Fitzsimon File

A conflict from the beginning

The news about the investigations into the activities of former Governor Mike Easley is coming so fast, it's hard to keep up. The News and Observer reported Tuesday that federal authorities have called N.C. State Chancellor James Oblinger and Provost Larry Nielsen before a grand jury to answer questions about the hiring and promotion of  Mary Easley, the former governor's wife.

McQueen Campbell, the chair of N.C. State's Board of Trustees, resigned his post last week at the urging of UNC President Erskine Bowles.  Federal investigators have asked for Easley's state travel records and interviewed at least one member of the Highway Patrol. The records from 2005 are missing, vanished into thin air.

The feds are also looking into Easley's role in a land deal on the coast and the State Board of Elections is investigating to see if Easley violated campaign finance laws by failing to report plane rides from corporate interests.

Bowles and Oblinger have called on Mary Easley to resign from her $170,000 position, but so far she has declined. Bowles is being widely praised by Democrats and Republicans for his decisive actions in calling for Campbell and Easley to step down, but that's where things become a little confusing.

Just eight months ago, the UNC Board of Governors approved the proposal for an 88 percent increase in Easley's salary, bringing it to $170,000, and directed her to raise one-third of it from private funds.
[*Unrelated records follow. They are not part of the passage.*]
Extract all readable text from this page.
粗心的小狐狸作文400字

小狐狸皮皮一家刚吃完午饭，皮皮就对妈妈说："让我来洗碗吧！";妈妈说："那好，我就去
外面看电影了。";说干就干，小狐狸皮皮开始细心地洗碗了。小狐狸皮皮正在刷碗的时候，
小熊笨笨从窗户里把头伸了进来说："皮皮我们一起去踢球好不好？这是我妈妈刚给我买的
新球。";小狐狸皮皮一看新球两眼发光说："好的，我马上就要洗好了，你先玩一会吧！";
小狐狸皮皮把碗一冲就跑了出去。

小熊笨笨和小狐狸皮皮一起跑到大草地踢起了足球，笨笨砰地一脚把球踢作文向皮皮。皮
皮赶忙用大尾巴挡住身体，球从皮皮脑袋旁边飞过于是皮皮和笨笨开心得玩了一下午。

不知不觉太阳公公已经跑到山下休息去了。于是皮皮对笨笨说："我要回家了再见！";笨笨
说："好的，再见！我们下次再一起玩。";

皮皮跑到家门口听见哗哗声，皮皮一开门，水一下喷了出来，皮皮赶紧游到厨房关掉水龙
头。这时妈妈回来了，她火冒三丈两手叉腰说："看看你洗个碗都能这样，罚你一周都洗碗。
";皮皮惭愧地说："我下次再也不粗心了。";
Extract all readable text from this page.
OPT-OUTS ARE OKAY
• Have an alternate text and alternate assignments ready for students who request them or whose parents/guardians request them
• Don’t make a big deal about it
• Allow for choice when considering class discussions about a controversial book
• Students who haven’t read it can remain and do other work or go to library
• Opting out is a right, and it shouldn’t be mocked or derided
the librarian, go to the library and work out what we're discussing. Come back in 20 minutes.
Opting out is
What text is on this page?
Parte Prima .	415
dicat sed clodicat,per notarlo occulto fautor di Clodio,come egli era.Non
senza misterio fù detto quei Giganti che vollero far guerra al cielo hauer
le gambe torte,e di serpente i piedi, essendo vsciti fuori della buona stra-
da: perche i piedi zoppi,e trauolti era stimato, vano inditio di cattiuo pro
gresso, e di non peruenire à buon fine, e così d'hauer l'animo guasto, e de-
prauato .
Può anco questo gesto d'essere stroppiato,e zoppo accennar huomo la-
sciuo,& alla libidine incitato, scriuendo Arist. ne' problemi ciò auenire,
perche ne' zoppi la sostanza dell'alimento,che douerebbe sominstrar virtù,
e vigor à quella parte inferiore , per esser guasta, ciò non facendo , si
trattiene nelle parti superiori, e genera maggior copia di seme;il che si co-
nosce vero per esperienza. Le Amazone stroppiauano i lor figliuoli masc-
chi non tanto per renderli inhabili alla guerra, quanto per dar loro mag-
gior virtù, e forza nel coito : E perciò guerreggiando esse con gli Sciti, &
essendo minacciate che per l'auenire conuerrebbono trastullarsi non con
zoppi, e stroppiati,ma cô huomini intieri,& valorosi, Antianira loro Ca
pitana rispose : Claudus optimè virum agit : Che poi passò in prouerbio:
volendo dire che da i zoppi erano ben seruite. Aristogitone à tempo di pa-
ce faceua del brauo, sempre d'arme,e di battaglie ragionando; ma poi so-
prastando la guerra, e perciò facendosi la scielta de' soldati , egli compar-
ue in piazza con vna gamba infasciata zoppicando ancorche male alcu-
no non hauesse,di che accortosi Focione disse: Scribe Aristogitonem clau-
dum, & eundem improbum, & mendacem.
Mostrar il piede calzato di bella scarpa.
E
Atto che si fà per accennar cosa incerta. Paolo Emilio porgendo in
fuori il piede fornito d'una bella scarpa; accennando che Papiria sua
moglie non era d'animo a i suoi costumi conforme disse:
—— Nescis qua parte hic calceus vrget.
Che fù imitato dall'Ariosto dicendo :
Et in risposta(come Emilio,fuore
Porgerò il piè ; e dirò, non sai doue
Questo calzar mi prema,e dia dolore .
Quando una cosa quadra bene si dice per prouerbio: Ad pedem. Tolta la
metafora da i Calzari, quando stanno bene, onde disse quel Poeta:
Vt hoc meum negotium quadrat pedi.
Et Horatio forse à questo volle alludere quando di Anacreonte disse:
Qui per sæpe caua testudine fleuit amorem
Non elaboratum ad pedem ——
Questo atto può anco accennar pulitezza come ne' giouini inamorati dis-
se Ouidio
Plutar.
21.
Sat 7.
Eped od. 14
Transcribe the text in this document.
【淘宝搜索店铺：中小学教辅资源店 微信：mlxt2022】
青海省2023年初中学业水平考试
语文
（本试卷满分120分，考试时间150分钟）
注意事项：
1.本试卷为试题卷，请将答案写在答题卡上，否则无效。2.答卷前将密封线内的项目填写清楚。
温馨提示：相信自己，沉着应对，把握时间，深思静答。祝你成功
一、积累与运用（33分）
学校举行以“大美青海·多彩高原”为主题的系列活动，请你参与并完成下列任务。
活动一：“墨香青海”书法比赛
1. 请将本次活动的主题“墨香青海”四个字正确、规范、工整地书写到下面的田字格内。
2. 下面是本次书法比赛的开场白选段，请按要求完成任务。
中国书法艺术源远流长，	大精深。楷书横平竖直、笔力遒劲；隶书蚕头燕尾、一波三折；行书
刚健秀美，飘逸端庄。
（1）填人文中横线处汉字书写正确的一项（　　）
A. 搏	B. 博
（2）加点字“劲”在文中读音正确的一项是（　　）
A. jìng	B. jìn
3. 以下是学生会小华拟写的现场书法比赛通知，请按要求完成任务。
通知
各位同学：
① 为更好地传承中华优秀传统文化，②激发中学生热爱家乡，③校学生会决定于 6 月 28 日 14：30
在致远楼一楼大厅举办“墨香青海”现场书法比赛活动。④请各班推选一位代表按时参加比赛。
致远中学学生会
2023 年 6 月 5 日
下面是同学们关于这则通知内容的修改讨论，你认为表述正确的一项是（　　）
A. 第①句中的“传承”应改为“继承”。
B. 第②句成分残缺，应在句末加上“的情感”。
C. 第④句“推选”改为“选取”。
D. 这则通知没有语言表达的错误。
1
Bowles strongly urged the board to approve the raise, saying "the proposed salary fits the job and is totally justified," adding that there was not a "shred of evidence" that N.C. State officials were under any political pressure to give Easley the job.

Last week Campbell told Bowles that he had told Chancellor Oblinger that Easley wanted a new job, prompting Bowles to ask Campbell to step down. Bowles had found his shred.

But how could anyone not recognize the conflict of interest last year, or at the very least the appearance of it—the governor's wife, given an 88 percent raise by a public university whose budget the governor ultimately manages, a university whose board of trustees the governor appoints.

Bowles may not have been able to find any evidence of political pressure until last week, but there was overwhelming circumstantial evidence of it when the raise was announced. 

Asking Easley to raise part of her salary didn't help, it made things worse. WRAL-TV reported this week that among the contributors to the Mary Easley salary fund were Progress Energy, AT&T, and Blue Cross Blue Shield of North Carolina, all corporate interests that lobby state officials and surely welcome the opportunity to curry favor with the wife of the governor.

It is hard to see how Mary Easley can stay in her job at N.C. State, but that may be the least of her worries as the investigations of her and her husband widen.

But even at this stage in the whole sorry episode there are obvious lessons to be learned. The governor's spouse should not be a state employee. That seems pretty obvious.

Bowles said last year when defending Easley's $170,000 salary that nothing nefarious had occurred.  But nefariousness is not the standard and Bowles certainly ought to understand that, having served as Chief of Staff for President Bill Clinton and running for the U.S. Senate twice before becoming UNC president.

The standard is potential for conflict of interest or the perception of a conflict and Mary Easley's arrangement at N.C. State far exceeded that from the beginning.